I am using word2vec to determine similarity scores (that is the final output I am interested in) between specific words – some of these are single tokens but others should be bigrams. To complicate matters, I am using tensorflow (in order to learn how to work with tensorflow).
I want to keep bigrams that are found in a separate list:
Bigram_list = ["northern lights", "cloud cover", "table leg",...]
At the moment, the process should look something like this:
- Identify bigrams in corpus (using nltk collocations)
- create
identified_bigrams_list = ["northern lights", "cloud cover", "banana peel",...]
- search through
identified_bigrams_list
for matches inBigram_list
- PROBLEM: replace matches in the corpus with “_”, so for example “northern_light”, “cloud_cover”. I’ve tried with a dictionary of the Bigram_list (e.g.

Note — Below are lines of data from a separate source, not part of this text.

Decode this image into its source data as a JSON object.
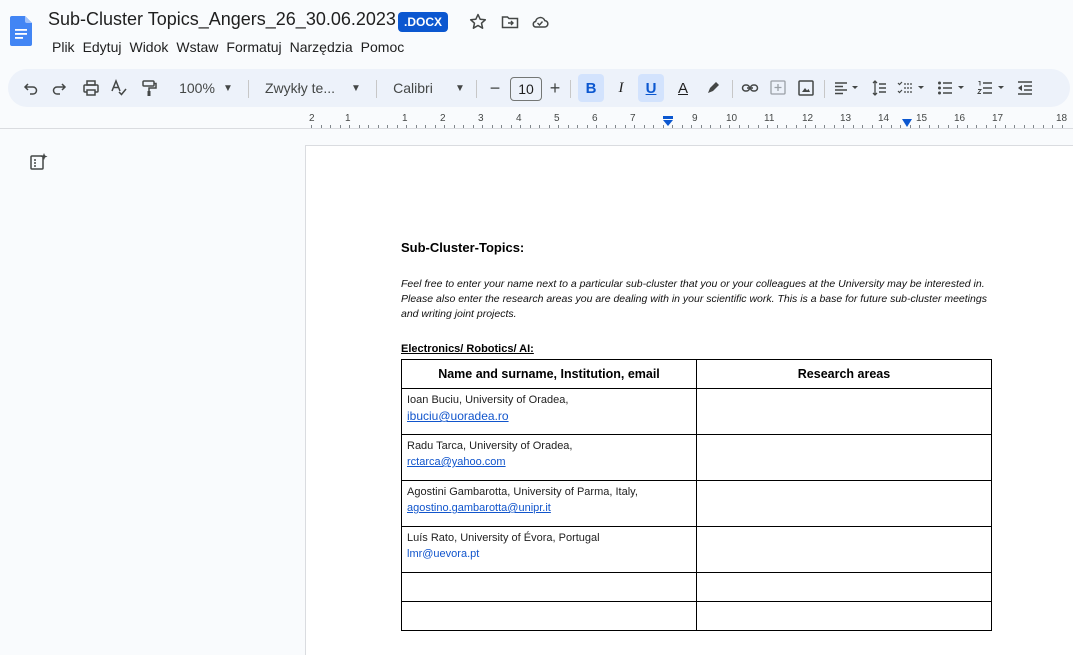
{
  "header": {
    "title": "Sub-Cluster Topics_Angers_26_30.06.2023",
    "badge": ".DOCX",
    "menu": [
      "Plik",
      "Edytuj",
      "Widok",
      "Wstaw",
      "Formatuj",
      "Narzędzia",
      "Pomoc"
    ]
  },
  "toolbar": {
    "zoom": "100%",
    "style": "Zwykły te...",
    "font": "Calibri",
    "font_size": "10",
    "bold": "B",
    "italic": "I",
    "underline": "U",
    "text_color": "A",
    "minus": "−",
    "plus": "+"
  },
  "ruler": {
    "numbers": [
      "2",
      "1",
      "1",
      "2",
      "3",
      "4",
      "5",
      "6",
      "7",
      "9",
      "10",
      "11",
      "12",
      "13",
      "14",
      "15",
      "16",
      "17",
      "18"
    ]
  },
  "document": {
    "heading": "Sub-Cluster-Topics:",
    "intro": "Feel free to enter your name next to a particular sub-cluster that you or your colleagues at the University may be interested in. Please also enter the research areas you are dealing with in your scientific work. This is a base for future sub-cluster meetings and writing joint projects.",
    "section": "Electronics/ Robotics/ AI:",
    "table": {
      "headers": [
        "Name and surname, Institution, email",
        "Research areas"
      ],
      "rows": [
        {
          "name": "Ioan Buciu, University of Oradea,",
          "email": "ibuciu@uoradea.ro"
        },
        {
          "name": "Radu Tarca, University of Oradea,",
          "email": "rctarca@yahoo.com"
        },
        {
          "name": "Agostini Gambarotta, University of Parma, Italy,",
          "email": "agostino.gambarotta@unipr.it"
        },
        {
          "name": "Luís Rato, University of Évora, Portugal",
          "email": "lmr@uevora.pt"
        }
      ]
    }
  },
  "colors": {
    "accent": "#0b57d0",
    "toolbar_bg": "#edf2fa",
    "link": "#1155cc"
  }
}
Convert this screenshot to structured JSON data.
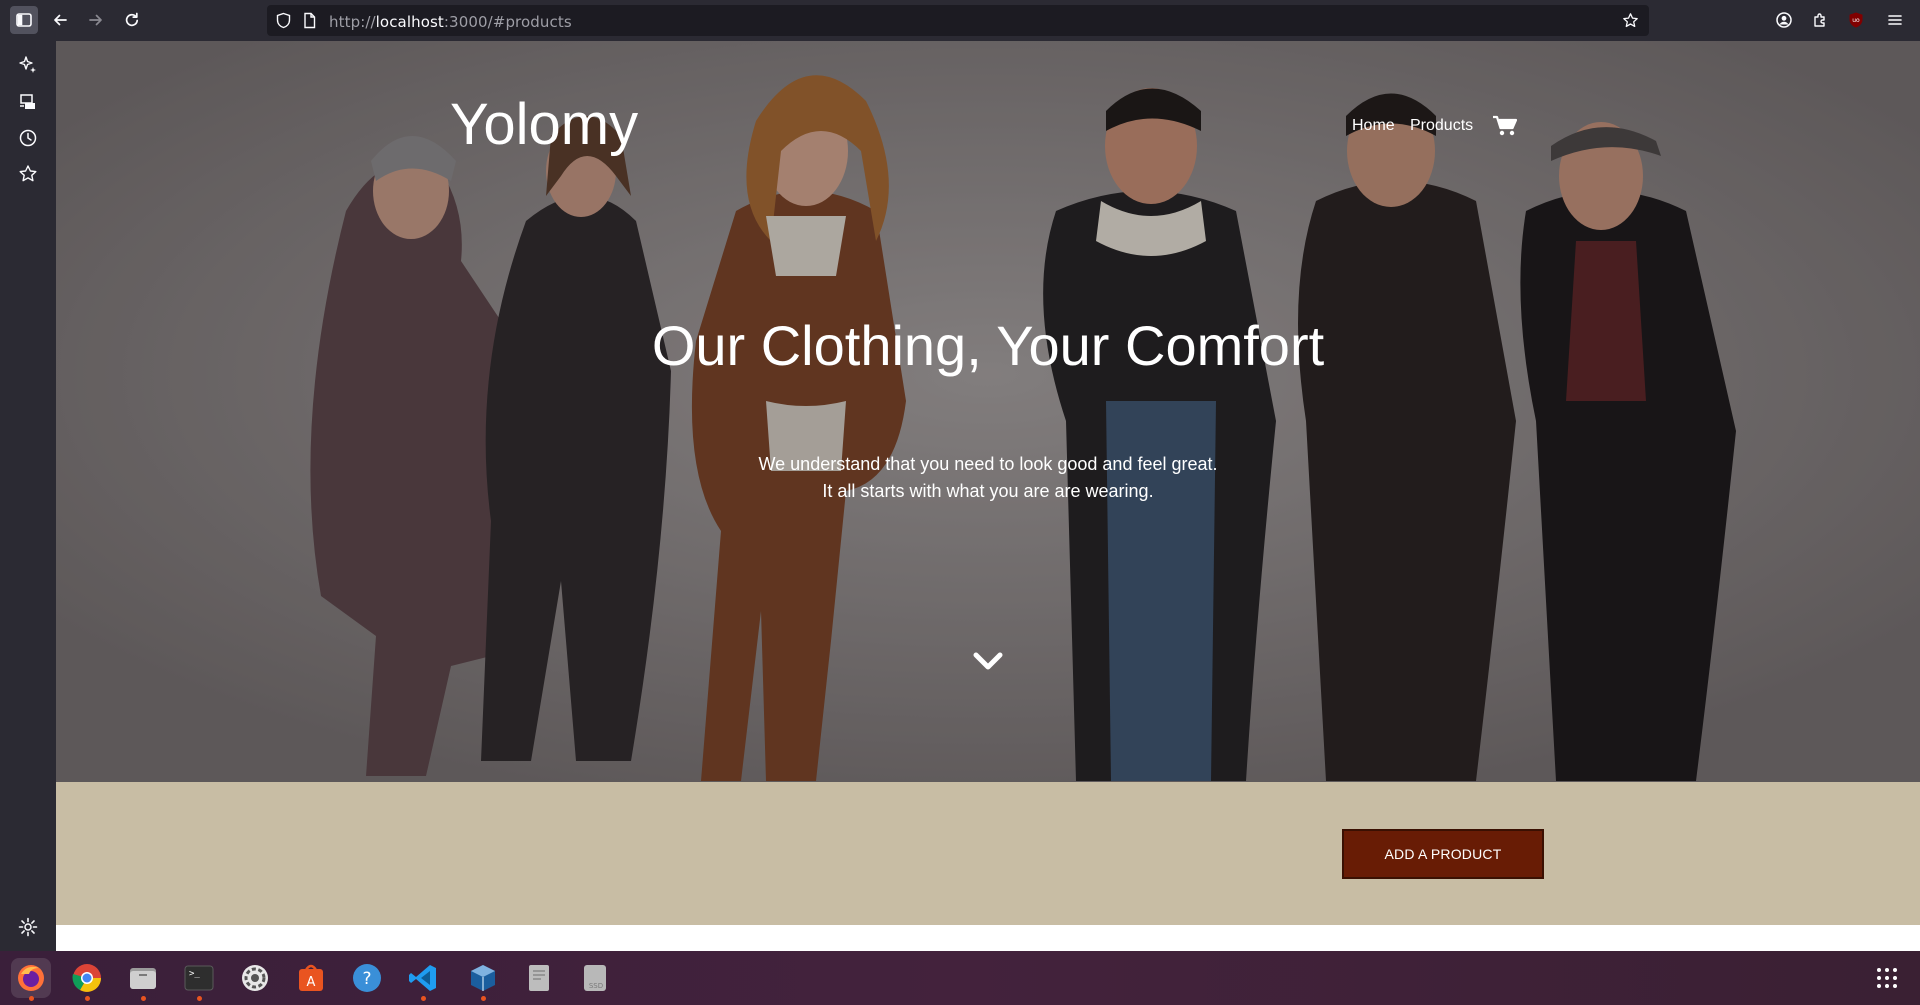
{
  "browser": {
    "url_prefix": "http://",
    "url_host": "localhost",
    "url_rest": ":3000/#products"
  },
  "site": {
    "logo": "Yolomy",
    "nav": {
      "home": "Home",
      "products": "Products"
    },
    "hero": {
      "headline": "Our Clothing, Your Comfort",
      "subline_1": "We understand that you need to look good and feel great.",
      "subline_2": "It all starts with what you are are wearing."
    },
    "add_product_label": "ADD A PRODUCT"
  },
  "colors": {
    "band": "#c8bda4",
    "button": "#681c05"
  },
  "sidebar": {
    "icons": [
      "ai-chatbot-icon",
      "synced-tabs-icon",
      "history-icon",
      "bookmarks-icon",
      "settings-icon"
    ]
  },
  "taskbar": {
    "apps": [
      "firefox-icon",
      "chrome-icon",
      "files-icon",
      "terminal-icon",
      "settings-icon",
      "app-center-icon",
      "help-icon",
      "vscode-icon",
      "virtualbox-icon",
      "text-file-icon",
      "ssd-drive-icon",
      "show-apps-icon"
    ]
  }
}
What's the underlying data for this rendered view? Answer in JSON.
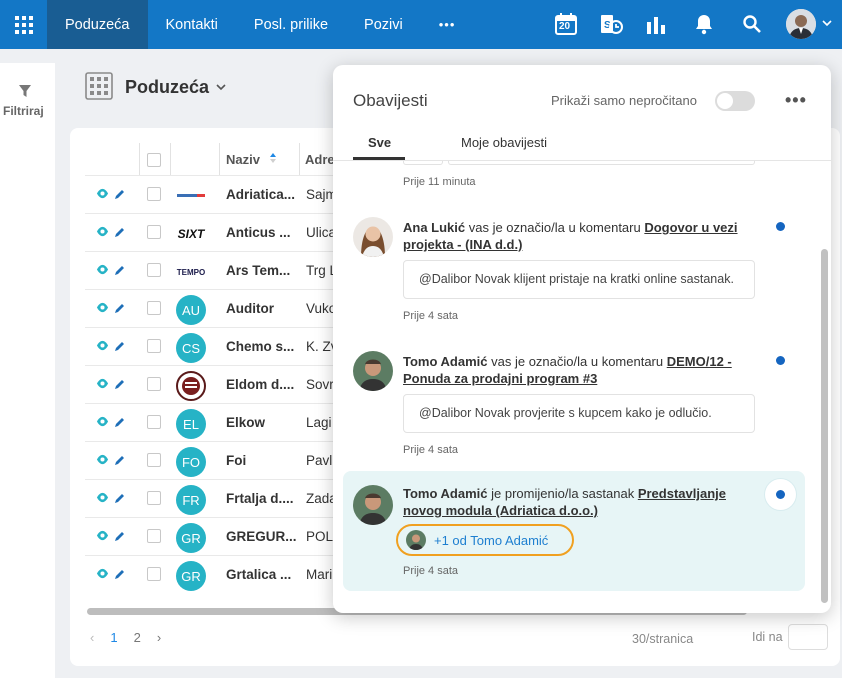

"northern lights": "northern_lights"
). So I am trying to put it back into the corpus so it will be considered a single token and processed as a single embedding
Even if I can get this to work, this seems computationally inefficient, especially once I move on to a larger corpus for the actual training (currently using a tiny corpus in order to get this to work).
Any advice?
Here’s a streamlined approach to handle your task more efficiently while using TensorFlow:
- Identify Bigrams in Corpus: Use NLTK or another library to identify
bigrams in your corpus. - Replace Bigrams in Corpus: Replace identified bigrams with a single
token format (e.g., “northern_lights”). - Train Word2Vec: Use the modified corpus to train your Word2Vec
model. - Calculate Similarity Scores: Calculate similarity scores between
specific words or bigrams.
Implementation:
Use NLTK to identify bigrams in your corpus:
import nltk
from nltk.collocations import BigramCollocationFinder
from nltk.metrics import BigramAssocMeasures
def identify_bigrams(corpus):
tokens = nltk.word_tokenize(corpus)
finder = BigramCollocationFinder.from_words(tokens)
bigrams = finder.nbest(BigramAssocMeasures.likelihood_ratio, 50)
return [' '.join(bigram) for bigram in bigrams]
Next, you need to replace the identified bigrams with a single token format:
def replace_bigrams(corpus, bigram_list):
tokens = nltk.word_tokenize(corpus)
bigram_dict = {bigram: bigram.replace(' ', '_') for bigram in bigram_list}
new_tokens = []
skip_next = False
for i in range(len(tokens) - 1):
if skip_next:
skip_next = False
continue
bigram = tokens[i] + ' ' + tokens[i + 1]
if bigram in bigram_dict:
new_tokens.append(bigram_dict[bigram])
skip_next = True
else:
new_tokens.append(tokens[i])
if not skip_next:
new_tokens.append(tokens[-1])
return ' '.join(new_tokens)
corpus = "The northern lights are amazing. I love the table leg design."
bigram_list = ["northern lights", "table leg"]
new_corpus = replace_bigrams(corpus, bigram_list)
print(new_corpus) # Output: "The northern_lights are amazing. I love the table_leg design."